2014, 436p.
It’s just as well that one of the rules I set for myself when reading is to give a book at least 100 pages before I give up on it. I didn’t know anything about this book and for the first fifty or so pages I was just confused.
There are multiple narrators here, speaking through different genres. Gabor Tsenyi, a Hungarian photographer, writes long letters home to his parents that do not quite conceal his incessant asking for money. Lionel Maine is an American novelist of the big, baggy, gossipy type who has written a memoir of his time in Paris pre-WWII called ‘Make Yourself New’. Suzanne Dunois Tsenyi, who becomes Gabor’s wife, writes an unpublished memoir of the events, with the instruction that the memoir be burnt at her death. Wealthy art patron Baroness Lily de Rossignol, who has married into an auto company, writes her own jauntily named memoir ‘A Baroness By Night’. The sections titled ‘Yvonne’ are written in the third person by an unnamed omniscient narrator. The heft of the book appears in the fictional biography of athlete and motor racer ‘The Devil Drives: The Life of Lou Villars’ by Natalie Dunois.
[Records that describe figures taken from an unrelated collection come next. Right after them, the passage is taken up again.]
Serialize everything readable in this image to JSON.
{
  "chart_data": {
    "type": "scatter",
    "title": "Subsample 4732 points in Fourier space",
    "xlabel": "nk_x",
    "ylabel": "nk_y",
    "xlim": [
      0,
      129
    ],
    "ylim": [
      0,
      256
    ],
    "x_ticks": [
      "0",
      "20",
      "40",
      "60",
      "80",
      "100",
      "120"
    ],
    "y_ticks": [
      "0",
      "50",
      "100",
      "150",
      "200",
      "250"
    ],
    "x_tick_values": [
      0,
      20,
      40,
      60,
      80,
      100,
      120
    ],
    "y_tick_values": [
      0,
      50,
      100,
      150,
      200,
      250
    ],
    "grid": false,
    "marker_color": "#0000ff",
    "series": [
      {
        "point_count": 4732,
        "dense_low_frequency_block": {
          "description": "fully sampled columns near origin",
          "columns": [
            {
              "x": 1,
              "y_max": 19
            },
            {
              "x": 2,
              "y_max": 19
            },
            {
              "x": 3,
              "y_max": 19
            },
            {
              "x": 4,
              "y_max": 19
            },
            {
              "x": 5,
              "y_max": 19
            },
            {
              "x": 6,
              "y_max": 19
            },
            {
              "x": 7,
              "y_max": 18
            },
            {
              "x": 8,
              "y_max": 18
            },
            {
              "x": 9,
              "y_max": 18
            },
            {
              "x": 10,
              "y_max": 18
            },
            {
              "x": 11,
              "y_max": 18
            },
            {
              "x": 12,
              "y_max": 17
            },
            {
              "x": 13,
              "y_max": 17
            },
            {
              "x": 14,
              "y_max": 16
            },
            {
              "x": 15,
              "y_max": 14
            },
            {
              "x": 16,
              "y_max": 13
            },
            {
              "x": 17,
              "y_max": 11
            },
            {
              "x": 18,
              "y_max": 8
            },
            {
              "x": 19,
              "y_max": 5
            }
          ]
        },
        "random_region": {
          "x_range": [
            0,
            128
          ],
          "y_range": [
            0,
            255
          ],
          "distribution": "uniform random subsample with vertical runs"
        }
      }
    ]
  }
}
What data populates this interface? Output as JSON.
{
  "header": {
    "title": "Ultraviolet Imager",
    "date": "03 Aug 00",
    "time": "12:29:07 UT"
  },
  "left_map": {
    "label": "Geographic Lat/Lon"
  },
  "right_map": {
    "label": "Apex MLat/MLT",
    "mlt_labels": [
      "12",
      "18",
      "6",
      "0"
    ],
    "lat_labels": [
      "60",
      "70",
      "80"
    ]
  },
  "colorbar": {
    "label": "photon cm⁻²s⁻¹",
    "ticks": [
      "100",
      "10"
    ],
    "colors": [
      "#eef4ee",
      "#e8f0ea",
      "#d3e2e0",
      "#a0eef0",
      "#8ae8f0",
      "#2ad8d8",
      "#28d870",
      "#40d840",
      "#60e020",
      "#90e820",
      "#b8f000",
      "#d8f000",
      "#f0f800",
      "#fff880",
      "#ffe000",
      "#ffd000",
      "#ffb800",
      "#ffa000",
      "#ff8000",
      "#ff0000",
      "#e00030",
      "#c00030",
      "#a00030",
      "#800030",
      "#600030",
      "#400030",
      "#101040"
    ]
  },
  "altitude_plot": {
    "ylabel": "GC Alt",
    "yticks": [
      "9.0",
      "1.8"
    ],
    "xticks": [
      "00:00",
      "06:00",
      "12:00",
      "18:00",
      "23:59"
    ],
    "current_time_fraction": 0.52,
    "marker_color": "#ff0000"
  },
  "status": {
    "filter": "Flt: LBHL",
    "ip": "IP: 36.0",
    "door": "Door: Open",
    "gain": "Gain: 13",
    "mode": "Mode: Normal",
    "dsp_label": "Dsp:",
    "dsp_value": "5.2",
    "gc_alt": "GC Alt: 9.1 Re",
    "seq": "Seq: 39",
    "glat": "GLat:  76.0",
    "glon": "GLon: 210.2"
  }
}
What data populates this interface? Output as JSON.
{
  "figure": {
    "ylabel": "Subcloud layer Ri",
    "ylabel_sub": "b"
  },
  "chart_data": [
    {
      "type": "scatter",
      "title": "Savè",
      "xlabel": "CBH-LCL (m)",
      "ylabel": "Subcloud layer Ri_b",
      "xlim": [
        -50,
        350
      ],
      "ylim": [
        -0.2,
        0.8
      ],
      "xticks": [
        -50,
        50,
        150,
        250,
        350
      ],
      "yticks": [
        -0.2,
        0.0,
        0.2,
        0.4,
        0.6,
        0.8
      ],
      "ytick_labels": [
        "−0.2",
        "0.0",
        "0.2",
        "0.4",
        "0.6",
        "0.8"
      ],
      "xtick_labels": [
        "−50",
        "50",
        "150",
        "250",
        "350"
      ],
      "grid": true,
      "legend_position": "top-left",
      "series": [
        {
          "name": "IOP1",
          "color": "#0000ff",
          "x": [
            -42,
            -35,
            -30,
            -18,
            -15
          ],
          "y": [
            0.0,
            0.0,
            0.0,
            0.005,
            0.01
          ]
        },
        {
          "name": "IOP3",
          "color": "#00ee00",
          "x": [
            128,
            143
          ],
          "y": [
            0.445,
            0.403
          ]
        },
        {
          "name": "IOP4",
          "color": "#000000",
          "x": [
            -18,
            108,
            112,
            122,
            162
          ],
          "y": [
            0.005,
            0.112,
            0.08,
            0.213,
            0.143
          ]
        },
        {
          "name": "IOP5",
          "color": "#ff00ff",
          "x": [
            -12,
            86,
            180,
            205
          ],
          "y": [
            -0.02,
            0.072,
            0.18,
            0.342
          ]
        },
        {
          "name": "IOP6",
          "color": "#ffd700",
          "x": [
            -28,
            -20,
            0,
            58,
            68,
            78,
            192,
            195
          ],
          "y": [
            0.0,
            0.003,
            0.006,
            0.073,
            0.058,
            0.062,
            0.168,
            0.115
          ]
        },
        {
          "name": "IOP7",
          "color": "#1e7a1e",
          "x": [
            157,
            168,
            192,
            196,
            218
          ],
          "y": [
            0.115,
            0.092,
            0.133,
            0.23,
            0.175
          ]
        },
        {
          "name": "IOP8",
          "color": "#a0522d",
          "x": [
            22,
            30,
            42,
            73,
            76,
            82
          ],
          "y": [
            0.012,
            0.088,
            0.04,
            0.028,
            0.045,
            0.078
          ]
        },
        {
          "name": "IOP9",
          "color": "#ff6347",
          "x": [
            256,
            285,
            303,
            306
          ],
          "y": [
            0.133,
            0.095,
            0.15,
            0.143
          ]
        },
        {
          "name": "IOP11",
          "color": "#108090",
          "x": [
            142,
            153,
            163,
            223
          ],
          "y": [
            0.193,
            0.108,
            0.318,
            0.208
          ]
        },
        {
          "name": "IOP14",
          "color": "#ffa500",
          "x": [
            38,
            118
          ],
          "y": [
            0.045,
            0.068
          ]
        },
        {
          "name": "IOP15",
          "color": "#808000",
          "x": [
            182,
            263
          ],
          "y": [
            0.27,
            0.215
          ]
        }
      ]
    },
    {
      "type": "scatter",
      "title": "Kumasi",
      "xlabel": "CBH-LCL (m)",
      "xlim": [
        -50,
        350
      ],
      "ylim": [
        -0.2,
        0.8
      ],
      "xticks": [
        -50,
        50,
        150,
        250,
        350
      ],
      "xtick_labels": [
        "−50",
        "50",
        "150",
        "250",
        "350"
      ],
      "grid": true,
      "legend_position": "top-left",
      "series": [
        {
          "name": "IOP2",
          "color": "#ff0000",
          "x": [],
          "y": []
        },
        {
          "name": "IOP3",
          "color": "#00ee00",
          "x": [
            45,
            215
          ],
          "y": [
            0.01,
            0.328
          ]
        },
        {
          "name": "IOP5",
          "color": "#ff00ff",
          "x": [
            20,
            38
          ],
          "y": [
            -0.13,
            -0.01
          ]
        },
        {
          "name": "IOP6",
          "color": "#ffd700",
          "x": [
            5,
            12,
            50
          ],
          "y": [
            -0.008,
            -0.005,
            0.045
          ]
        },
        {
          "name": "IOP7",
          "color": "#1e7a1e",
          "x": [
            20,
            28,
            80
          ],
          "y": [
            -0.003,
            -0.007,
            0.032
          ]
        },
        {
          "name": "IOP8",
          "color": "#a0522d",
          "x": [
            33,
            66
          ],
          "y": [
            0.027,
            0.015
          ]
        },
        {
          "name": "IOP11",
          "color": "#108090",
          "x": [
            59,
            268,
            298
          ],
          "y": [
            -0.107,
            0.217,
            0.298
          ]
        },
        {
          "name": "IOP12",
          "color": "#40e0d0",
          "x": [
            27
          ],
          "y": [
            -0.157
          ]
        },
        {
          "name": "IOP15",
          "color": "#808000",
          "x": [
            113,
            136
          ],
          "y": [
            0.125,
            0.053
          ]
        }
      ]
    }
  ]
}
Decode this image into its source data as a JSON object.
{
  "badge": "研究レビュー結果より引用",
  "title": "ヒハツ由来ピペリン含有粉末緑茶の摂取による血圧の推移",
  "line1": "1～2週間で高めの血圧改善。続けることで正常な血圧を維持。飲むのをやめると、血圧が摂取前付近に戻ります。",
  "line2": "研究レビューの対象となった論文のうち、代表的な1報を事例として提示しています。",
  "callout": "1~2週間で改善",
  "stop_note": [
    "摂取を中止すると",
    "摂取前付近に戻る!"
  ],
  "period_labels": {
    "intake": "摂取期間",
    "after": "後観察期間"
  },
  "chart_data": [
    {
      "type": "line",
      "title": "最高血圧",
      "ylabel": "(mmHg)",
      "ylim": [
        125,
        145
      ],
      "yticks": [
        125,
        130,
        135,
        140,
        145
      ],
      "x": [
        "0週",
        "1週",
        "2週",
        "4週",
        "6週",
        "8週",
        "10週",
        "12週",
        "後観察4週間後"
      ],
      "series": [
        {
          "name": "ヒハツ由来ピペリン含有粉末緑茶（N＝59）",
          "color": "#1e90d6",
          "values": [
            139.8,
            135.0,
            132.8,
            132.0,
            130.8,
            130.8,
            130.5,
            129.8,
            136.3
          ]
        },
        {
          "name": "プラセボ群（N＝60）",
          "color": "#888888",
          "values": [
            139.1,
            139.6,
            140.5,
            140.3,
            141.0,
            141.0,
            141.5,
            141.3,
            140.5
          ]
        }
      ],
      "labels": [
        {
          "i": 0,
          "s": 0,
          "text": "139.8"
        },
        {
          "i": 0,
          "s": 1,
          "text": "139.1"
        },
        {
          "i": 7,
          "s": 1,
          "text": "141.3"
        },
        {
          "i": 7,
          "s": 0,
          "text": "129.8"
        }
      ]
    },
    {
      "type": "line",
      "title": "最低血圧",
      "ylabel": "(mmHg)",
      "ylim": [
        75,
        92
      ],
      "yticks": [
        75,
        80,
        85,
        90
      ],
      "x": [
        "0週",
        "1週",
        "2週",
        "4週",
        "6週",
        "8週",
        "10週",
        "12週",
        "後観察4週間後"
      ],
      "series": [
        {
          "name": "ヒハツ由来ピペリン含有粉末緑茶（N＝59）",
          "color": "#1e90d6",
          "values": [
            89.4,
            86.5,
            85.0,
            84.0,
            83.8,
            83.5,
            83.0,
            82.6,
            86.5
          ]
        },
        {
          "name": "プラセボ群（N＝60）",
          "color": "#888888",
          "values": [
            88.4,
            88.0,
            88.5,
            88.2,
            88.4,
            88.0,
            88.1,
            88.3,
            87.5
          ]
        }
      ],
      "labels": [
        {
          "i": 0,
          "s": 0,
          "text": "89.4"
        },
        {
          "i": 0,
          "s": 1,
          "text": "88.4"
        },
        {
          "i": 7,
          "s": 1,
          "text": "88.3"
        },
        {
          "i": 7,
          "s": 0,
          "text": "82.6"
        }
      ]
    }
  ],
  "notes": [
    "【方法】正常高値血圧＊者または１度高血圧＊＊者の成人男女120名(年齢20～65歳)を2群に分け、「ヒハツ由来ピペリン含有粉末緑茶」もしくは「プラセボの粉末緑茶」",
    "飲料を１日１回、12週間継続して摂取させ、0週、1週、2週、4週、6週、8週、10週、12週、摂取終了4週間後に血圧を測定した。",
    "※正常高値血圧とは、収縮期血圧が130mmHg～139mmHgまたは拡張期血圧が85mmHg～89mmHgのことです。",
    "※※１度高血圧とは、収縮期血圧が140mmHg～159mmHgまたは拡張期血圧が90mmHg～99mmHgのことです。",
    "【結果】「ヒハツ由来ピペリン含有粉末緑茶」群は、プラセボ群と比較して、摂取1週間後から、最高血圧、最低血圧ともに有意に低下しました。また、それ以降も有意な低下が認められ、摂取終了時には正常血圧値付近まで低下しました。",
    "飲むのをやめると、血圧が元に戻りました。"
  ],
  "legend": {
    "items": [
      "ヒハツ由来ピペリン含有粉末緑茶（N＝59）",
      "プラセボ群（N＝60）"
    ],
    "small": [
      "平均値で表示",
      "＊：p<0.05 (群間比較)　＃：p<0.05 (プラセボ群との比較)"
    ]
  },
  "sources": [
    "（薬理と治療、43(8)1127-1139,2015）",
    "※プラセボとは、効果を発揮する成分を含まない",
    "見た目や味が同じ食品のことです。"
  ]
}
Told from these varying voices and agendas, these characters are drawn to the Chameleon club, a Parisian nightclub which attracts gays, lesbians, cross-dressers and artists. As Hitler’s politics begin to filter beyond Germany’s borders, the club increasingly falls under scrutiny, and adapts to fit the political milieu. The main interest of the book is a regular cross-dressing customer of the club, Lou Villars. A former athlete and motor racer, she is spurned by her girlfriend Arlette and becomes drawn into National Socialism, becoming a notorious Nazi informant and interrogator.
I only gradually realized that this book is based in fact, albeit with fictional names and imaged events. The photograph around which much of the action revolves was taken by Brassai entitled ‘Fat Claude and her girlfriend at Le Monocle’ (see here) and Lou Villars is a barely disguised Violette Morris, (see also here) who gave the Germans information about the Maginot Line and members of the French Resistance.
I was conscious that my approach to the book changed dramatically once I realized that it was based on fact. I resisted the temptation to start googling the characters, and instead let the fictional book take me where it wanted me to go. There is a ‘Cabaret’-style artifice to the book, which became increasingly dark as the narrative went on. By having multiple narrators, the author is not bound to ‘explaining’ her Lou Villars character, or her seduction into National Socialism, although the multiple narrators give her scope to speculate. I’m glad that I didn’t give up at 100 pages in, but I do wonder if my response to the book would have been different had I realized what the author was doing, earlier on.